Ionospheric long-term trends depend on the method of their derivation

Thomas Ulich

Sodankylä Geophysical Observatory, Sodankylä, Finland


The mesosphere and thermosphere are predicted to cool by 10 K and 50 K, respectively, for doubled concentrations of mesospheric carbon dioxide and methane. Several papers have been published trying to reveal long-term trends in various parameters which could be due to an ionospheric greenhouse effect. Besides temperature measurements by sounding rockets and lidars, the altitude variation of the ionospheric F2-layer peak as observed by ionosondes seems to be one of the most promising indirect approaches: the layer is suggested to lower down due to shrinking of the underlying cooled atmosphere.

The F2-layer peak, the height of which is denoted by hmF2, is monitored by ionosondes since the 1930s. Since hmF2 is not usually scaled from ionograms, it can be estimated by means of empirical formulae from the maximum usable frequency factor and the critical frequencies of the E and F2 layer. A number of authors have observed a lowering of the F2 layer and speculatively connected their results to greenhouse cooling. However, recently down as well as up trends were found in studies of data of many ionosondes world-wide.

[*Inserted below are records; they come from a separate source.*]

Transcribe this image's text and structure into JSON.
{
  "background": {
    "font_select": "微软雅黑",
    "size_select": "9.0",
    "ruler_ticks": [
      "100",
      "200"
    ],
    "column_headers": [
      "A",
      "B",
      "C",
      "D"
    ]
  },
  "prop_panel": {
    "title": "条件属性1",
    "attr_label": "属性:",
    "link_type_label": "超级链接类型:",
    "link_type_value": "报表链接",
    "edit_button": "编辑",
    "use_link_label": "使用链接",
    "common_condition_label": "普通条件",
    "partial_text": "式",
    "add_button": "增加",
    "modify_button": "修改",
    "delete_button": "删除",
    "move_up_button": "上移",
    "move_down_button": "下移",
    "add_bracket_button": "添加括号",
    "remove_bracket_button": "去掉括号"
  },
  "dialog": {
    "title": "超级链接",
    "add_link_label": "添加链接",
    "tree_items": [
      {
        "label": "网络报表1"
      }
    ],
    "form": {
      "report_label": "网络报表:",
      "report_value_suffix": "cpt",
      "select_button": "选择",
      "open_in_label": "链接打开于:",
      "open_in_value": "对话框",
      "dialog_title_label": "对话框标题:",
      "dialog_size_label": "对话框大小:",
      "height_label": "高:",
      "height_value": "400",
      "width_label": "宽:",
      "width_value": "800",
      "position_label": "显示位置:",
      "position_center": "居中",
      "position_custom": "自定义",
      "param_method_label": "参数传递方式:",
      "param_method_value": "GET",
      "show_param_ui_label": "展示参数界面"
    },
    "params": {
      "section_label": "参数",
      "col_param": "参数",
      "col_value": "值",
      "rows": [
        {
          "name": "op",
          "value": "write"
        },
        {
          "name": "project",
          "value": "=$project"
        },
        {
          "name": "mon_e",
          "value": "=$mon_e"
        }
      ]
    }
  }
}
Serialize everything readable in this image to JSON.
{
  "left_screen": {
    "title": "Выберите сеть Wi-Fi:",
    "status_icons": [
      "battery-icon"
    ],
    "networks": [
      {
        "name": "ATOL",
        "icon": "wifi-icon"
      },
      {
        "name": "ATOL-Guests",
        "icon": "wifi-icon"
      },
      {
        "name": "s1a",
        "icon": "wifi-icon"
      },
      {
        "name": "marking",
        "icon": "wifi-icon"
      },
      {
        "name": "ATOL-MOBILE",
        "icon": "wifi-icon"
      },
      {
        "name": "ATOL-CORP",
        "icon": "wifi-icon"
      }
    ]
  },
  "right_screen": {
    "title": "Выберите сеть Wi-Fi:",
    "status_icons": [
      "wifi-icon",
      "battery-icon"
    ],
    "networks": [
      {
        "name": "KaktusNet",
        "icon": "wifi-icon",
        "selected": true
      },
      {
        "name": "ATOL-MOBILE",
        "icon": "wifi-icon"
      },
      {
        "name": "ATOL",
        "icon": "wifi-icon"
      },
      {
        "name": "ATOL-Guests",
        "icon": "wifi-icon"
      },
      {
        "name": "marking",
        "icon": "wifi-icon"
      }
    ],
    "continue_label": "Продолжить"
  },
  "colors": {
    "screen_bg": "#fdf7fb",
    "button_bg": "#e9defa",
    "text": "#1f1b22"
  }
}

It is very difficult to compare the trends obtained by different authors for the same stations, because almost all authors use an individual way of data processing, i.e. of extracting the trend out of the noisy hmF2 time series. In the present work I will demonstrate how much the obtained trends depend on the choice of the data processing. I will suggest a common method for trend estimation, which allows for taking into account measurement errors: standard statistical significance tests might be insufficient to deal with these data sets.